What was it like to engage with the Taliban, given that they were responsible for the violence in Afghanistan and the violence you suffered personally? What was it like to be at the table with them?

I went through emotional times. I had to go through a certain process to come to terms with the fact that we cannot continue to pursue our agendas with violence and more killings and more bloodshed. Every day in Afghanistan people lose lives. So yes, we are all victims of war. I have personally experienced so much, not just in terms of losing my family, my brother, my father, my husband, in the war. Even parts of my body and my right hand [injured in an assassination attempt in August 2020] is not yet fully operational.

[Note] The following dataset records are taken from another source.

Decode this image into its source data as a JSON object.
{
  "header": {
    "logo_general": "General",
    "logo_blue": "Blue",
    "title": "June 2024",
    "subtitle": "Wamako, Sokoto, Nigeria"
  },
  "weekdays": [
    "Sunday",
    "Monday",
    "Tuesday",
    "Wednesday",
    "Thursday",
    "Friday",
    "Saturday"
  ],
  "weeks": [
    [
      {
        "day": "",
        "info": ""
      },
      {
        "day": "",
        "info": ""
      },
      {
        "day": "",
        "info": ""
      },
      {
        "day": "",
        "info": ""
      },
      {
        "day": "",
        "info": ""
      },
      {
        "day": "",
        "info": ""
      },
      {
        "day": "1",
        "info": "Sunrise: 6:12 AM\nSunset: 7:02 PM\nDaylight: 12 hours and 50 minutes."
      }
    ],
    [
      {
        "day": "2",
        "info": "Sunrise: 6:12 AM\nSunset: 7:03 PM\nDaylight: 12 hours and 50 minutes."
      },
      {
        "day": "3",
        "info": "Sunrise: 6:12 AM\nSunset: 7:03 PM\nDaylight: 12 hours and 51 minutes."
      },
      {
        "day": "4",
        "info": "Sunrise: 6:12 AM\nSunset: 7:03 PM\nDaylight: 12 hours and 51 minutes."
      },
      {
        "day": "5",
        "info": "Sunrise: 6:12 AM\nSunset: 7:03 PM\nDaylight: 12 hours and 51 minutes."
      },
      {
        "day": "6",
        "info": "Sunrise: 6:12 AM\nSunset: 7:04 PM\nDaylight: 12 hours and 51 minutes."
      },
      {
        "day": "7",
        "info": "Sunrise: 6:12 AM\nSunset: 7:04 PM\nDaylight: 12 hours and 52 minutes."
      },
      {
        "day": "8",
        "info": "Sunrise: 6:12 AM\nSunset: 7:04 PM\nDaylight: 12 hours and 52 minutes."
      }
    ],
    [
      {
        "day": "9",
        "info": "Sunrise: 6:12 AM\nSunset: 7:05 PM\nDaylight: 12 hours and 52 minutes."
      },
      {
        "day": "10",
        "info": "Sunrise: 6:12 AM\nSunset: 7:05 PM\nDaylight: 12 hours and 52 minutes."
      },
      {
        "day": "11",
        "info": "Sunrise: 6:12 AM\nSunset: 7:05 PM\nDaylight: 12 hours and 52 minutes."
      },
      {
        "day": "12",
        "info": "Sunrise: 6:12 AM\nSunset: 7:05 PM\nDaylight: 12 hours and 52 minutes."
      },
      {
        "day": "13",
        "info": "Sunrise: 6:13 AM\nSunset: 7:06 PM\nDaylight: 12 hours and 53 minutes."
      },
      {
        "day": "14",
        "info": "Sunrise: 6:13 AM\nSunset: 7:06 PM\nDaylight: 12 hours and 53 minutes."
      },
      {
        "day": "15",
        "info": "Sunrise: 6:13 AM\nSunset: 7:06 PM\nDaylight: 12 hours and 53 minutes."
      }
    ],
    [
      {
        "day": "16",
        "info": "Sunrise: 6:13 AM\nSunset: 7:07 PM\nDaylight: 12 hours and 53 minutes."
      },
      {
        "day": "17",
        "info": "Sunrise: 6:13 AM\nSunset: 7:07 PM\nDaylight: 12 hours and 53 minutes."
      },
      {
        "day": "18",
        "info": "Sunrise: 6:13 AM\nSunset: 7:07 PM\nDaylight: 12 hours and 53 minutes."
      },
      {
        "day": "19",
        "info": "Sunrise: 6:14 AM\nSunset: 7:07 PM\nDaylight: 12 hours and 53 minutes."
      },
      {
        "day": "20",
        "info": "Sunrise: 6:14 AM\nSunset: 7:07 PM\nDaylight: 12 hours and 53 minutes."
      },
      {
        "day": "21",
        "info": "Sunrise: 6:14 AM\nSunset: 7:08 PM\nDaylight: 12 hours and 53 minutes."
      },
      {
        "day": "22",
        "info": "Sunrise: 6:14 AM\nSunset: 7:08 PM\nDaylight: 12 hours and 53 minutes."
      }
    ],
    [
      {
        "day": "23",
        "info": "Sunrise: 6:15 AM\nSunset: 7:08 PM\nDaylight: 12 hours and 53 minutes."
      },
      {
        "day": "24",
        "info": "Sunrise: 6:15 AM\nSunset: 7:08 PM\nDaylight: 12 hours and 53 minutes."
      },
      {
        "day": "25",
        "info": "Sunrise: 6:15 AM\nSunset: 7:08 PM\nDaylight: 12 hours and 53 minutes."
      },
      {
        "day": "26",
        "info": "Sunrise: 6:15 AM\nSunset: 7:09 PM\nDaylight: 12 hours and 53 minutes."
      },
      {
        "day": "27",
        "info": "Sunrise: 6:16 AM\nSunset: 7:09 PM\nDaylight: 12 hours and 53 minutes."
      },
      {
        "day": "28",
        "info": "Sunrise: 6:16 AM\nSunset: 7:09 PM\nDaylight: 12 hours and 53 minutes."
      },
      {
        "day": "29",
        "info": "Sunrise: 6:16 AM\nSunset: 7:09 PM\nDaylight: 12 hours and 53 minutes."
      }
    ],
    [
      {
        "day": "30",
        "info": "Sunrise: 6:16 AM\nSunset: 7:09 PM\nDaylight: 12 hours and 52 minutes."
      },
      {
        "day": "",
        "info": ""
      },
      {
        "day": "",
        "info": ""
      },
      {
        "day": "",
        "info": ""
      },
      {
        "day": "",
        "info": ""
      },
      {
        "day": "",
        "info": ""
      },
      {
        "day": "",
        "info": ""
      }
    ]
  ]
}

It is also about the opportunities that have been taken away from me as a woman. I could have been a doctor; other young Afghan women have also lost opportunities. Now the option is, are we going to keep killing more people to continue our political agenda, or there is a better way, by being an example of humanity who can rule the minds and hearts of the people. If the Taliban thinks they will have a victory by bloodshed, they really need to correct themselves.

What do you expect from India at this point in the history of Afghanistan?

Whatever the policy of our governments, we have always had friendly relations with India. I hope that the countries of the region will make efforts to support the establishment of a peaceful settlement. Hope India, as one of our great friends, will get engaged. I also hope that India will continue to support our education system as it does.